The evolution process for the offline setting began with exploring simple heuristics like sorting by transaction length or write count. The search eventually centered on two main directions: (i) greedily appending transactions to minimize makespan at each step but considering every possible position, and (ii) using metaheuristics like simulated annealing and neighborhood swaps to broaden the search.
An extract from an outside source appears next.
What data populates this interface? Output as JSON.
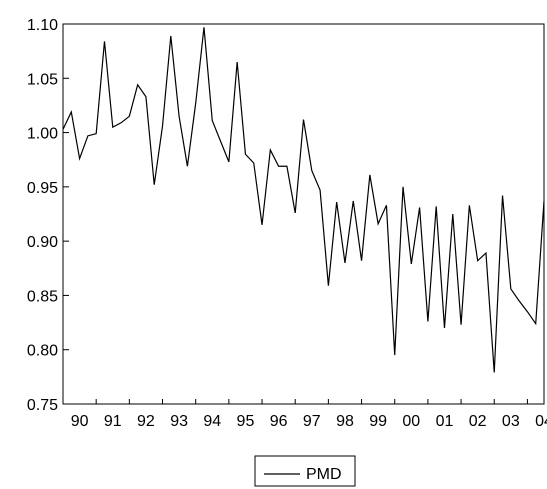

An early challenge was that simple hill-climbing techniques often got stuck in local minima when starting from random schedules. The breakthrough came when the framework learned to combine a strong, heuristic-based starting point with an exhaustive greedy construction method. The reasoning models showed a sophisticated understanding of how to escape local minima by using problem-specific signals (like key frequency) and considering larger neighborhoods (e.g., inserting a transaction into every possible position). The final, best-performing solution combined the most successful techniques that emerged: a cheap but effective heuristic start, a powerful greedy construction phase, and a lightweight local search to refine the result.
Discussion
This case study tackles a fundamental and long-standing research problem in database systems: transaction contention. Starting with a state-of-the-art online algorithm, OpenEvolve automatically discovered a novel policy for the offline setting, reducing makespan by 34%. The result highlights a key benefit of AI-driven research: it can assist researchers in developing solutions for different problem settings that would otherwise require manual redesign. In practice, this broadens the range of problems that researchers can tackle and increases the speed at which they can address them.